Bundesfamilienministerium enthüllt: Die Weichen für den “modernen Zivildienst” sind bereits gestellt!

Zum Jahreswechsel hat Deutschland einen neuen Wehrdienst eingeführt, der jedoch, sehr zum Bedauern von Verteidigungsminister Boris Pistorius, keine obligatorische Dienstzeit vorsieht. Sollte das Parlament und der Bundesrat jedoch über entsprechende Anträge und Beschlüsse eine solche Pflicht einführen, könnte auch der verpflichtende Zivildienst wieder aufleben. Laut einem Bericht der Bild-Zeitung (Paywall) bereitet die Bundesregierung im Hintergrund bereits Gespräche mit den maßgeblichen Sozialverbänden vor.

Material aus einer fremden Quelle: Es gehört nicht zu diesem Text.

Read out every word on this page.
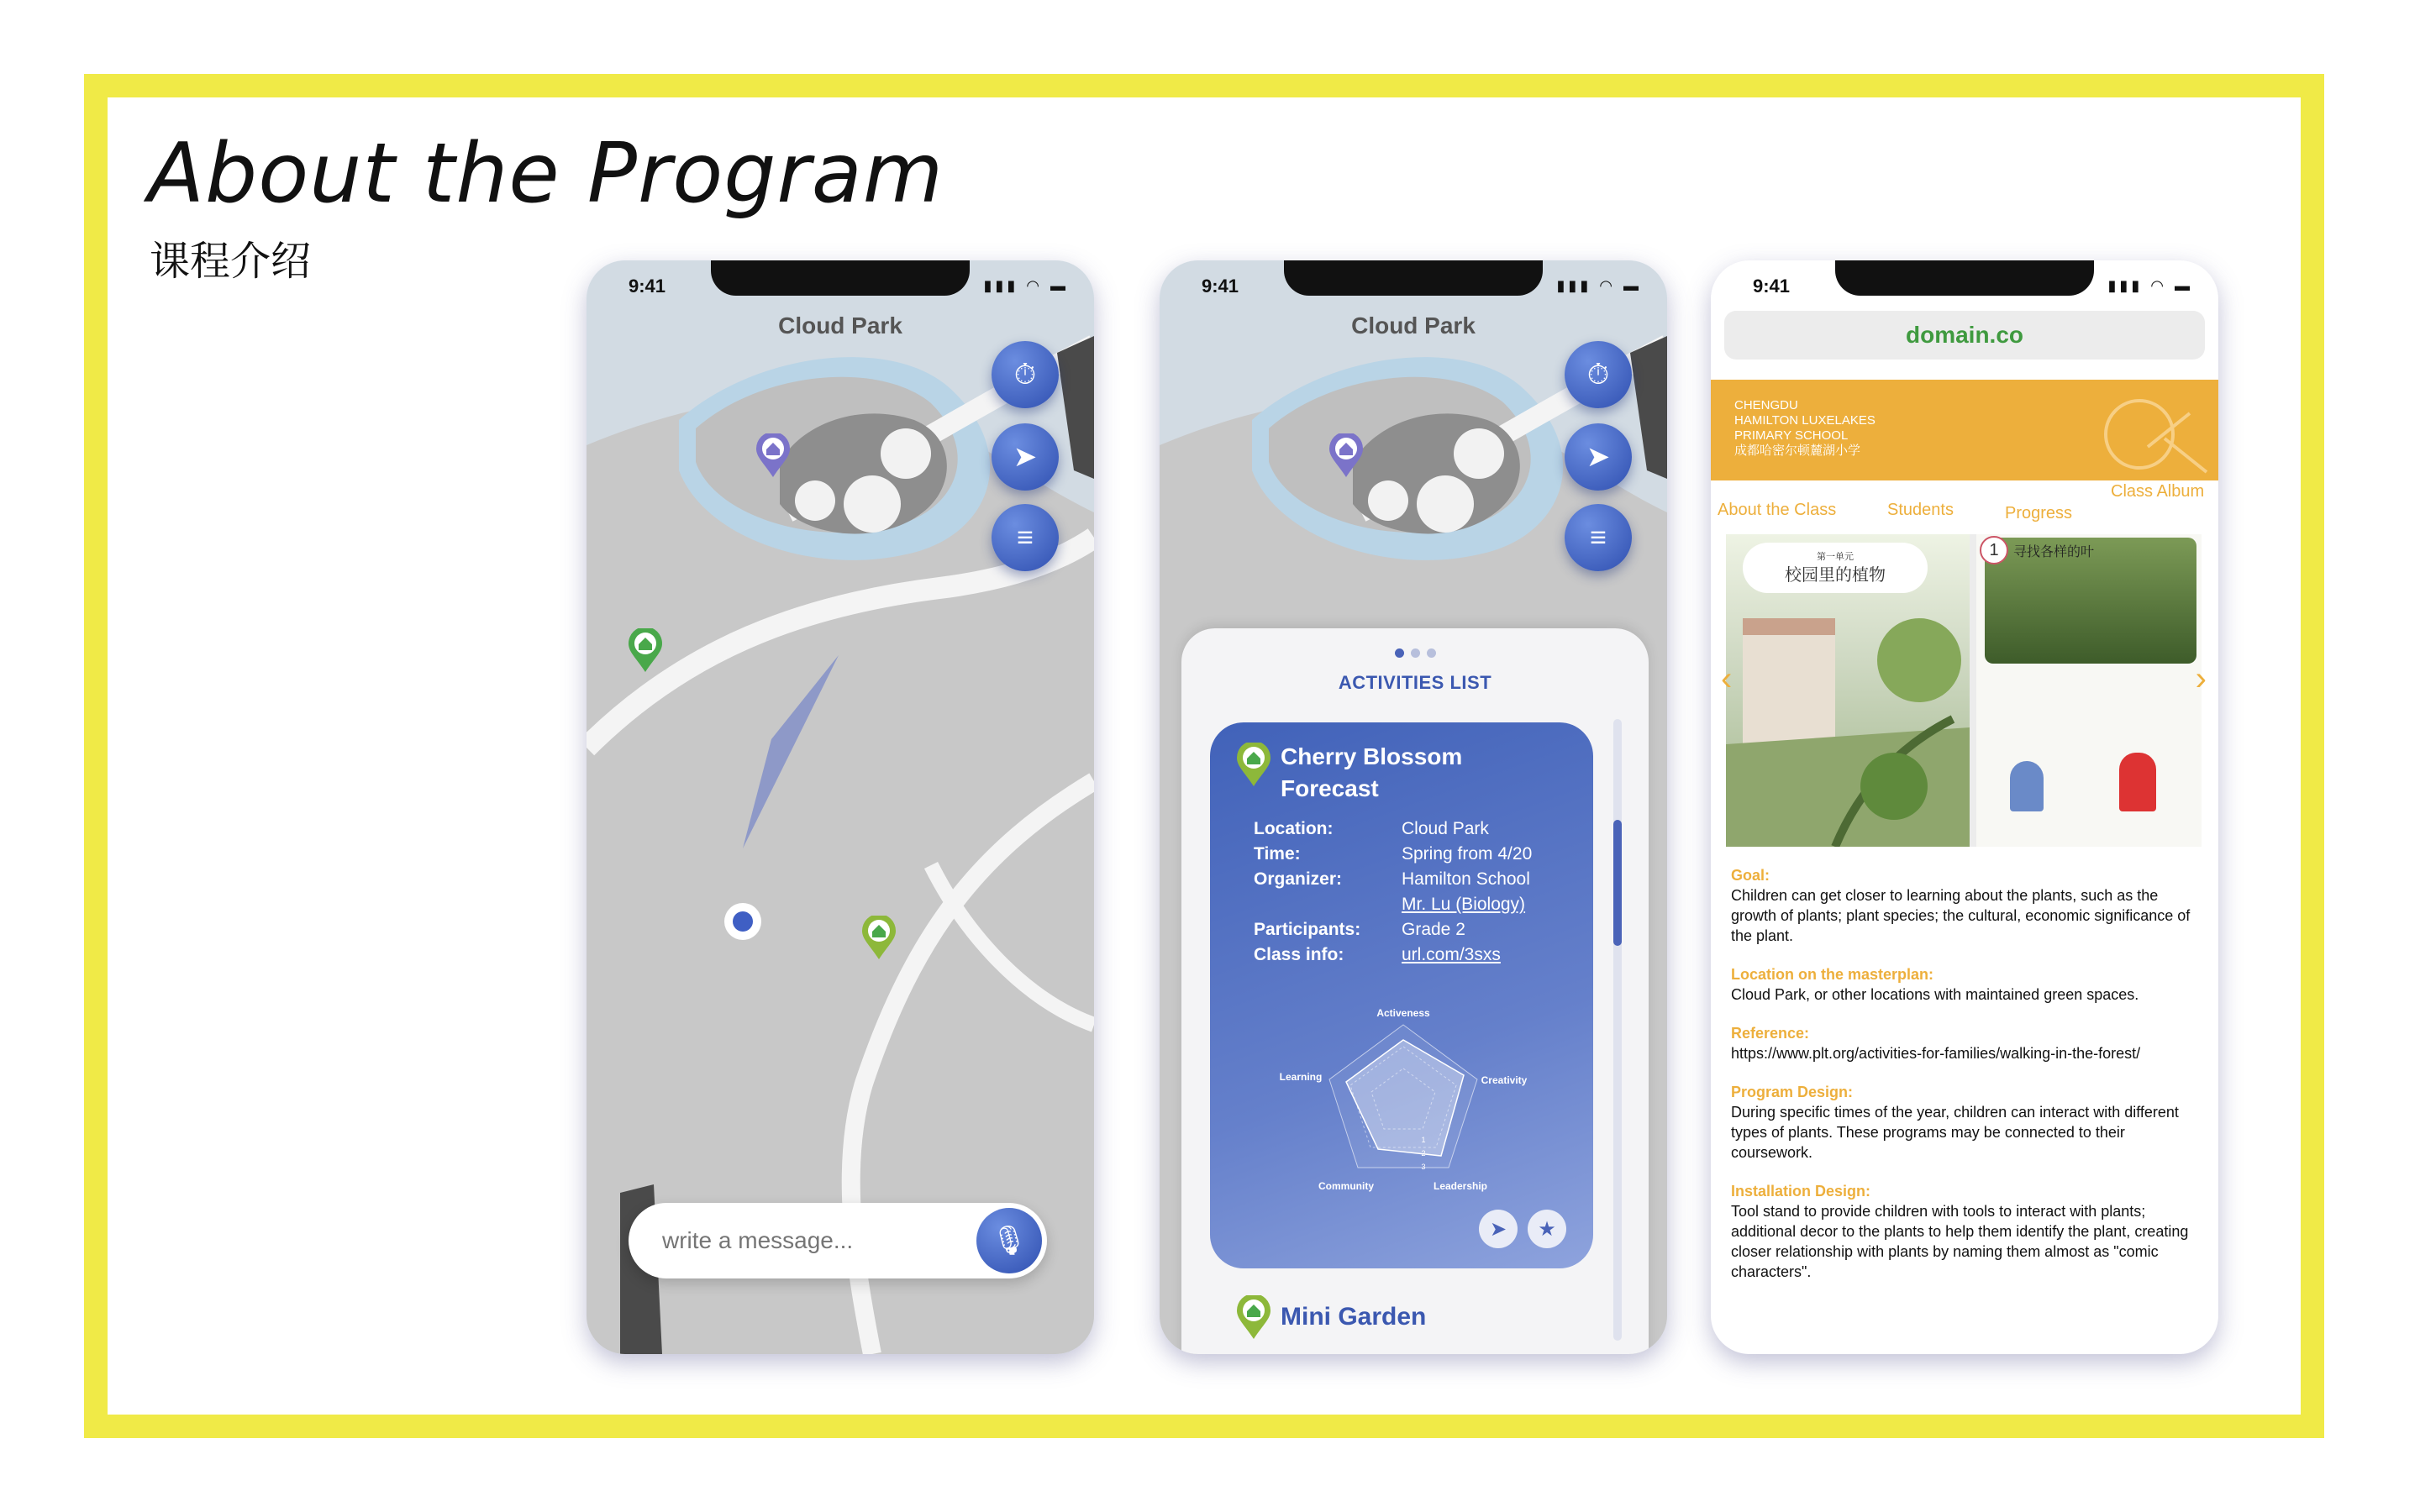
About the Program
课程介绍
9:41	▮▮▮ ◠ ▬
Cloud Park
⏱
➤
≡
write a message...
🎙
9:41	▮▮▮ ◠ ▬
Cloud Park
⏱
➤
≡
ACTIVITIES LIST
Cherry Blossom Forecast
Location:	Cloud Park
Time:	Spring from 4/20
Organizer:	Hamilton School
Mr. Lu (Biology)
Participants:	Grade 2
Class info:	url.com/3sxs
Activeness
Creativity
Leadership
Community
Learning
1
2
3
➤ ★
Mini Garden
9:41	▮▮▮ ◠ ▬
domain.co
CHENGDU
HAMILTON LUXELAKES
PRIMARY SCHOOL
成都哈密尔顿麓湖小学
About the Class	Students	Progress
Class Album
第一单元
校园里的植物
1	寻找各样的叶
‹	›
Goal:
Children can get closer to learning about the plants, such as the growth of plants; plant species; the cultural, economic significance of the plant.
Location on the masterplan:
Cloud Park, or other locations with maintained green spaces.
Reference:
https://www.plt.org/activities-for-families/walking-in-the-forest/
Program Design:
During specific times of the year, children can interact with different types of plants. These programs may be connected to their coursework.
Installation Design:
Tool stand to provide children with tools to interact with plants; additional decor to the plants to help them identify the plant, creating closer relationship with plants by naming them almost as "comic characters".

Schon im Januar dieses Jahres äußerte Pistorius, dass er trotz der aktuellen Regelungen eine künftige Wehrpflicht keineswegs ausschließen wolle. Seine Kernbotschaft lautete: Sollten sich nicht genügend Soldaten auf rein freiwilliger Basis gewinnen lassen, werde Deutschland nicht um verbindliche Elemente oder eine “Teil-Wehrpflicht” herumkommen.

Die Bild-Redaktion berichtete am Dienstag, dass die Bundesregierung laut Informationen aus dem Regierungsviertel “seit Monaten im Hintergrund das Comeback vorbereitet”. So seien “alle großen sozialen Träger im Land” vom CDU-geführten Bundesfamilienministerium (BMFSFJ) unter Leitung von Karin Prien bereits gefragt worden, “ab wann sie wie viele Wehrdienstverweigerer bei sich unterbringen könnten”.

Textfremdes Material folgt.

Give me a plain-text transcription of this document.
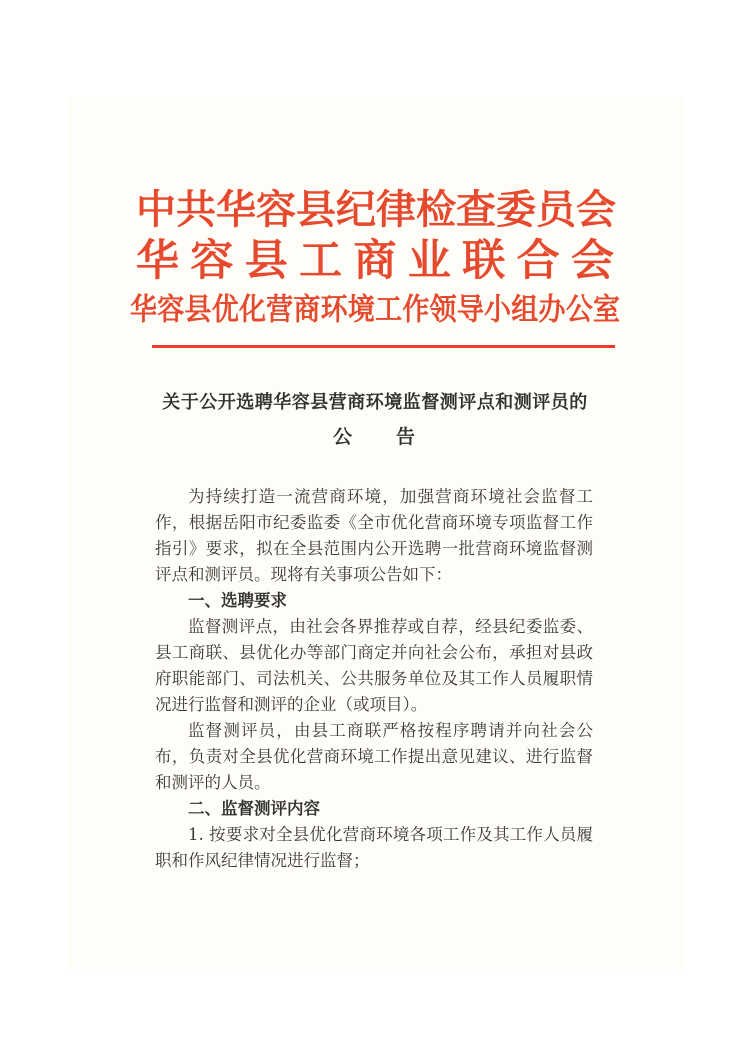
中共华容县纪律检查委员会
华容县工商业联合会
华容县优化营商环境工作领导小组办公室
关于公开选聘华容县营商环境监督测评点和测评员的
公　　告

为持续打造一流营商环境，加强营商环境社会监督工作，根据岳阳市纪委监委《全市优化营商环境专项监督工作指引》要求，拟在全县范围内公开选聘一批营商环境监督测评点和测评员。现将有关事项公告如下：

一、选聘要求

监督测评点，由社会各界推荐或自荐，经县纪委监委、县工商联、县优化办等部门商定并向社会公布，承担对县政府职能部门、司法机关、公共服务单位及其工作人员履职情况进行监督和测评的企业（或项目）。

监督测评员，由县工商联严格按程序聘请并向社会公布，负责对全县优化营商环境工作提出意见建议、进行监督和测评的人员。

二、监督测评内容

1. 按要求对全县优化营商环境各项工作及其工作人员履职和作风纪律情况进行监督；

Zu den beteiligten Sozialverbänden gehören unter anderem:

  • ASB (Arbeiter-Samariter-Bund)
  • AWO (Arbeiterwohlfahrt)
  • BDKJ (Bund der Deutschen Katholischen Jugend)
  • DRK (Deutsches Rotes Kreuz)
  • DSJ (Deutsche Sportjugend)
  • Malteser (Malteser Hilfsdienst)
  • NABU (Naturschutzbund Deutschland)
  • THW (Technisches Hilfswerk)

Nach einer themenbezogenen Anfrage der Bild habe die Pressestelle des BMFSFJ bestätigt, dass “22 der 23 befragten Verbände” dem Ministerium ihre Bereitschaft signalisiert hätten, “möglichen künftigen Wehrdienstverweigerern ein ‘vielfältiges Angebot’ machen zu wollen”, so die Darstellung der Bild.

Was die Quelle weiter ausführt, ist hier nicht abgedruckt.